Monday, August 08, 2005

Hiroshima

Marking the 60th anniversary of the first atomic explosion, Spiked published a re-jigged version of Mick Hume's Hiroshima:The White Man's Bomb, in which the author claims that the decision to nuke the Japanese was taken in the face of an explicit understanding that they were already on the verge of surrender.

There's a difference however between the judgements based on after-the-event research and the sentiments at the time. You'd be falling into the same trap if you stated that everyone in the coalition knew that there were no WMDs in Iraq before the invasion began. That knowledge might have existed as a diffuse suspicion at very senior levels, but probably not to the point of absolute certainty across the whole decision-making apparatus.

That the Americans had strategic, post-war objectives in mind when they dropped the bomb and wished to realise with maximum impact the $2bn they had invested in the Manhatten Project, shouldn't come as a huge surprise nor should it stand as a full explanation for what happened.

Fom conversations with my own parents though I'd say that Hume is right to bring our attention to the dimension of racial politics. It did (and does) bother the old colonialists that these Asiatics used their prisoners as 'coolies' thereby reversing the traditional race roles in the Orient. They do still demand compensation for this, even though far fewer white men died in these POW camps than say Russians or Germans did in each other's.

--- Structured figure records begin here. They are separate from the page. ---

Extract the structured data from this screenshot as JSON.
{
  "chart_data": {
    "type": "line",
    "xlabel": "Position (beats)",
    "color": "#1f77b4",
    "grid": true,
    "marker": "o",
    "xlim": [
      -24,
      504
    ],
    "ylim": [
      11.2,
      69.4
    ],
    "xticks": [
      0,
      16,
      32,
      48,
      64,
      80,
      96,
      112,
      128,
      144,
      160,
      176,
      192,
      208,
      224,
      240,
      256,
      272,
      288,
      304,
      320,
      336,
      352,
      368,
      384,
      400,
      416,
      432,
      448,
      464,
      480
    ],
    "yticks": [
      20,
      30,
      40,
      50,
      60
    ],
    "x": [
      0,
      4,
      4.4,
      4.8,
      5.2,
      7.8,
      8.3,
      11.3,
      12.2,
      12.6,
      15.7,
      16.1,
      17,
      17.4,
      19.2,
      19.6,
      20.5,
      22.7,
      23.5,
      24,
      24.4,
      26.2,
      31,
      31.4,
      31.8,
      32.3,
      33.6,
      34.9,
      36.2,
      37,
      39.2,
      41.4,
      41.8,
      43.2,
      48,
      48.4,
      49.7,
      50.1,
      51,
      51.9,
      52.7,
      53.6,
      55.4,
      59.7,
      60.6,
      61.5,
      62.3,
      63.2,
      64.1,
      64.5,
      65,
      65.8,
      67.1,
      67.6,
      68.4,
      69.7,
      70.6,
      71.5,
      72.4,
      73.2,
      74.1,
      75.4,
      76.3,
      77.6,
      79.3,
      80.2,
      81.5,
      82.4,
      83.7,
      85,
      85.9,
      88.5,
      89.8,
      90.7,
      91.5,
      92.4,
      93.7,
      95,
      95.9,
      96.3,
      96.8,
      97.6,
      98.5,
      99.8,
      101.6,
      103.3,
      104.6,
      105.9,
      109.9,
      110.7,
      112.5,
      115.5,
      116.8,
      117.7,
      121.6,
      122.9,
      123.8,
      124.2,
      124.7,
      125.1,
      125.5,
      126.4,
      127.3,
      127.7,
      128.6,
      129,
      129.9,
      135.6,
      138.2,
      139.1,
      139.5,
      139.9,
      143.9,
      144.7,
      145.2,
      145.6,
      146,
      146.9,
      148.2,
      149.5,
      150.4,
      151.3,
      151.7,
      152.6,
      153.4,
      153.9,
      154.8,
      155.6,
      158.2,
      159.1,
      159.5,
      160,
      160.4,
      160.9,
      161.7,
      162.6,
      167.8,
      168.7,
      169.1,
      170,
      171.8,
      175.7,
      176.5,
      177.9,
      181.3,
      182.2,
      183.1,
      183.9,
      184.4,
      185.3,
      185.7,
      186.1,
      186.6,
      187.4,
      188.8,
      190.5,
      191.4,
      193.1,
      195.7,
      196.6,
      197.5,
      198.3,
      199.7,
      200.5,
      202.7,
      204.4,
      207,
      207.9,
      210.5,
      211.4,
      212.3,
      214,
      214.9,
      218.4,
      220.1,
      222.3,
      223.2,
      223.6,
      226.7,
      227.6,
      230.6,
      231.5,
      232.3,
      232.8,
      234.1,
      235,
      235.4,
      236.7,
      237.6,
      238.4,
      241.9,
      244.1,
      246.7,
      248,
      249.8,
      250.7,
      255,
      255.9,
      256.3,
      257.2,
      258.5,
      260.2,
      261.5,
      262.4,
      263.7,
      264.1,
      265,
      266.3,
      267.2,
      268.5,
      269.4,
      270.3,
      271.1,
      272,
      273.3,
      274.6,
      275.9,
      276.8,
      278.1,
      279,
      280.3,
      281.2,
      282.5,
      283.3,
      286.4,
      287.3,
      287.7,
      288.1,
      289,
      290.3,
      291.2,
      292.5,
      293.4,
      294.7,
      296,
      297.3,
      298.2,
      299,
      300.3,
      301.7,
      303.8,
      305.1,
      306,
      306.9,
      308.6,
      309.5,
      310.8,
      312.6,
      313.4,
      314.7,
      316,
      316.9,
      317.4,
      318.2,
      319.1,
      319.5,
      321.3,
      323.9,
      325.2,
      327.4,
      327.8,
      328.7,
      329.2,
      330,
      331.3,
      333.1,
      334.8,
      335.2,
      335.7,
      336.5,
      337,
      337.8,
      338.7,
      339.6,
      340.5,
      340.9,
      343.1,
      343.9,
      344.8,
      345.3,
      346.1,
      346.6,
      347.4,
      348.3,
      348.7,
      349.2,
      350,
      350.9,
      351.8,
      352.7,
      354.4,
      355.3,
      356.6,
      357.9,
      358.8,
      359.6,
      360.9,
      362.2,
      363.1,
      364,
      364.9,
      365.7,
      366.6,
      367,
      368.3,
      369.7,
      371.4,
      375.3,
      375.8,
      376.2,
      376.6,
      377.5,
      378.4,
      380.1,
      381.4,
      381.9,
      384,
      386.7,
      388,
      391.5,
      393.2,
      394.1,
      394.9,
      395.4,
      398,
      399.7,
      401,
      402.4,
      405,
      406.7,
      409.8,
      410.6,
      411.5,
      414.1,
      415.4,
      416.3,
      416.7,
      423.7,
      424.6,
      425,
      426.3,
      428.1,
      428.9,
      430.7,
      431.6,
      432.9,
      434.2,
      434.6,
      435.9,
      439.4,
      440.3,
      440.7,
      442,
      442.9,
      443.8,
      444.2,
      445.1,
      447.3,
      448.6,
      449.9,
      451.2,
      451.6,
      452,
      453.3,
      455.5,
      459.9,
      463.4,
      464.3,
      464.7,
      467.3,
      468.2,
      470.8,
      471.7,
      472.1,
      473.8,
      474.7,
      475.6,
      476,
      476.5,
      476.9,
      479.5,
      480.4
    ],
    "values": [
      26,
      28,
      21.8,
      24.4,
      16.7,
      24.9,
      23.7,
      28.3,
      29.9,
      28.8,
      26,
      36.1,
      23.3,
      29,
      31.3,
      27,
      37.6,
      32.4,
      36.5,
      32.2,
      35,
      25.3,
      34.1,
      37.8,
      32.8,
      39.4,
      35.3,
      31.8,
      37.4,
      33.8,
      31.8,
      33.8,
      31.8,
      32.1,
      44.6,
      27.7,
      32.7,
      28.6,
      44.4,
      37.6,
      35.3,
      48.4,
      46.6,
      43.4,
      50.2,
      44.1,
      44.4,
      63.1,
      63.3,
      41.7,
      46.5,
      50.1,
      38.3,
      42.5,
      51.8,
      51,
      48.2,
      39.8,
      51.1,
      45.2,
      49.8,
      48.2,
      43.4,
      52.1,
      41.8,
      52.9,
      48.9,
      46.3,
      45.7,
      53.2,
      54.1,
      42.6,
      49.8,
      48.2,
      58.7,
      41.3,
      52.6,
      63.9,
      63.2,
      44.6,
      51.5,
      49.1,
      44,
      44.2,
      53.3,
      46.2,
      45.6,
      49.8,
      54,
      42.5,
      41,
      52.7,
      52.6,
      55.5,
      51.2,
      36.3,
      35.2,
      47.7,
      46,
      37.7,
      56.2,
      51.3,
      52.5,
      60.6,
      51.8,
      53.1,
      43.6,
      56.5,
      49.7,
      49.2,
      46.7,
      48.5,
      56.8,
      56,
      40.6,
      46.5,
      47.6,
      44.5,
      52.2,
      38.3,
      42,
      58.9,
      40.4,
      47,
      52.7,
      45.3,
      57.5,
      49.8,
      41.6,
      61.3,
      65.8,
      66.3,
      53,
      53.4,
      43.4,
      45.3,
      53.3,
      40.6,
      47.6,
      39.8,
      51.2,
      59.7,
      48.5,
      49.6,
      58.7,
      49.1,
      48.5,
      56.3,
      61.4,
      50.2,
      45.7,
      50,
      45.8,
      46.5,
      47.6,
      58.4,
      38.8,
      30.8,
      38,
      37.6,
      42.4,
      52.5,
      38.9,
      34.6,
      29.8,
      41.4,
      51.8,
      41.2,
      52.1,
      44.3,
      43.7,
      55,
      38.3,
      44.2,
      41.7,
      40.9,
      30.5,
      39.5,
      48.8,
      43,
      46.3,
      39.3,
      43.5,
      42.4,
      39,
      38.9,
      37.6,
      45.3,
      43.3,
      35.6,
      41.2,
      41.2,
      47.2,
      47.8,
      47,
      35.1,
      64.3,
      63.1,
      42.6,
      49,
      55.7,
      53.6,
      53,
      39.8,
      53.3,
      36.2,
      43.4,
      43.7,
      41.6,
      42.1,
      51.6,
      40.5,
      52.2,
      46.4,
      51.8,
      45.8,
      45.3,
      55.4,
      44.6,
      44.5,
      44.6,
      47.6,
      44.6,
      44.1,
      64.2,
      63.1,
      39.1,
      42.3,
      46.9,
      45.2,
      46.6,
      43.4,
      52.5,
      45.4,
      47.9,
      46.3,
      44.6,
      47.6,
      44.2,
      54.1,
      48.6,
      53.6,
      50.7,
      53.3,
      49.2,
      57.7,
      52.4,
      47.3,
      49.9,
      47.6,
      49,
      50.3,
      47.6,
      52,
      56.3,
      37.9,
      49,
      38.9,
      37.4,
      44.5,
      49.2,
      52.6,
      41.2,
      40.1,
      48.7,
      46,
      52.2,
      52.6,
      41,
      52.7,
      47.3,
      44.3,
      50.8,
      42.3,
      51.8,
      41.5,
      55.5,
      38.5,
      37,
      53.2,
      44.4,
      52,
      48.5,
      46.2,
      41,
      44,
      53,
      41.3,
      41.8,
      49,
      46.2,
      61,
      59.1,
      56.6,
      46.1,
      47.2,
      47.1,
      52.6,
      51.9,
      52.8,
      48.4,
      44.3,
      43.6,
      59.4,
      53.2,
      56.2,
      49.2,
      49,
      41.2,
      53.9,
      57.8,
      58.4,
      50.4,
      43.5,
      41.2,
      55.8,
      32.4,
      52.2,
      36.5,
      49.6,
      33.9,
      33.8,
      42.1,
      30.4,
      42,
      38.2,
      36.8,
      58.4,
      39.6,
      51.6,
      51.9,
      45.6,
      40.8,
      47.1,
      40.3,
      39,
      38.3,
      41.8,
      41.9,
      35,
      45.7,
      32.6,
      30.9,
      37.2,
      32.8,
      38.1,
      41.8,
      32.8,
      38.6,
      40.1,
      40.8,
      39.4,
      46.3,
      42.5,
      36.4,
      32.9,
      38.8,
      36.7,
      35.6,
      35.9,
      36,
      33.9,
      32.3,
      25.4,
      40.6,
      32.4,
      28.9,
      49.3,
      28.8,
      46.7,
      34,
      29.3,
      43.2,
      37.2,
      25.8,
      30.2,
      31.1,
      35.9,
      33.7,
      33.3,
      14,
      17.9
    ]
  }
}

It's interesting to watch the current tensions in the media surrounding the portrayal of Islamic extremists. Like the Japanese they have a number of physical characteristics that could lend themselves to damning caricature - yet the lack of state encouragement of this demonisation has meant that it has thus far remained an undercurrent. With the Germans our government managed to separate out the hateability of the Nazi elite from the ordinary Germans and they are attempting to repeat this trick now with Al Qaeda and "ordinary muslims", but in both cases something of the 'beast' besmirched the wider group too.